Even without Anderson’s identification of Schelk as Schelk was operating his vehicle, we hold that the officers had reasonable suspicion to stop the vehicle. Prior to observing Schelk’s vehicle on the roadway, Jost had observed Schelk in an intoxicated condition approaching his vehicle in the tavern parking lot. Jost instructed Schelk not to drive. Later, as he was driving past the tavern, Anderson noticed that the lights on Schelk’s truck were on and the vehicle was preparing to leave. The vehicle then proceeded onto the roadway and the officers followed. While it is possible that someone else was operating Schelk’s vehicle, the most reasonable inference is that Schelk was driving.

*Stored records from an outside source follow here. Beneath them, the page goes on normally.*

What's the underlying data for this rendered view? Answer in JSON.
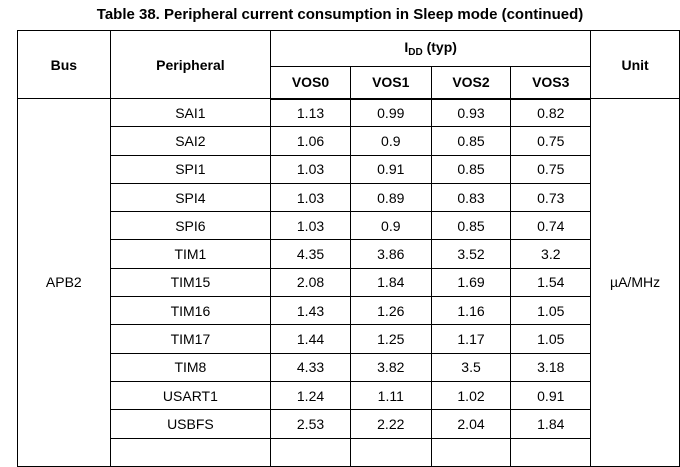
{
  "title": "Table 38. Peripheral current consumption in Sleep mode (continued)",
  "header": {
    "bus": "Bus",
    "peripheral": "Peripheral",
    "idd_main": "I",
    "idd_sub": "DD",
    "idd_suffix": " (typ)",
    "unit": "Unit",
    "vos": [
      "VOS0",
      "VOS1",
      "VOS2",
      "VOS3"
    ]
  },
  "bus_value": "APB2",
  "unit_value": "µA/MHz",
  "rows": [
    {
      "peripheral": "SAI1",
      "vos": [
        "1.13",
        "0.99",
        "0.93",
        "0.82"
      ]
    },
    {
      "peripheral": "SAI2",
      "vos": [
        "1.06",
        "0.9",
        "0.85",
        "0.75"
      ]
    },
    {
      "peripheral": "SPI1",
      "vos": [
        "1.03",
        "0.91",
        "0.85",
        "0.75"
      ]
    },
    {
      "peripheral": "SPI4",
      "vos": [
        "1.03",
        "0.89",
        "0.83",
        "0.73"
      ]
    },
    {
      "peripheral": "SPI6",
      "vos": [
        "1.03",
        "0.9",
        "0.85",
        "0.74"
      ]
    },
    {
      "peripheral": "TIM1",
      "vos": [
        "4.35",
        "3.86",
        "3.52",
        "3.2"
      ]
    },
    {
      "peripheral": "TIM15",
      "vos": [
        "2.08",
        "1.84",
        "1.69",
        "1.54"
      ]
    },
    {
      "peripheral": "TIM16",
      "vos": [
        "1.43",
        "1.26",
        "1.16",
        "1.05"
      ]
    },
    {
      "peripheral": "TIM17",
      "vos": [
        "1.44",
        "1.25",
        "1.17",
        "1.05"
      ]
    },
    {
      "peripheral": "TIM8",
      "vos": [
        "4.33",
        "3.82",
        "3.5",
        "3.18"
      ]
    },
    {
      "peripheral": "USART1",
      "vos": [
        "1.24",
        "1.11",
        "1.02",
        "0.91"
      ]
    },
    {
      "peripheral": "USBFS",
      "vos": [
        "2.53",
        "2.22",
        "2.04",
        "1.84"
      ]
    }
  ]
}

Schelk also challenges the officers’ credibility as to whether they observed a defective brake light on Schelk’s vehicle while following it. Schelk points out that the defective brake light was not mentioned in the police report or at the prior administrative hearing. However, we conclude, as did the trial court, that even in the absence of testimony concerning the defective light, the officers had reasonable suspicion to stop Schelk. We affirm the judgments.
By the Court.—Judgments affirmed.
This opinion will not be published. See Rule 809.23(1)(b)4, Stats.
[1] The OWI, PAC and possession charges were filed in two separate cases. The OWI and PAC charges were filed in Case No. 97-CT-48. The charge for possession of cocaine was filed in Case No. 97-CM-111. The appeals from the judgments in these trial court cases were consolidated for purposes of appeal at Schelk’s request.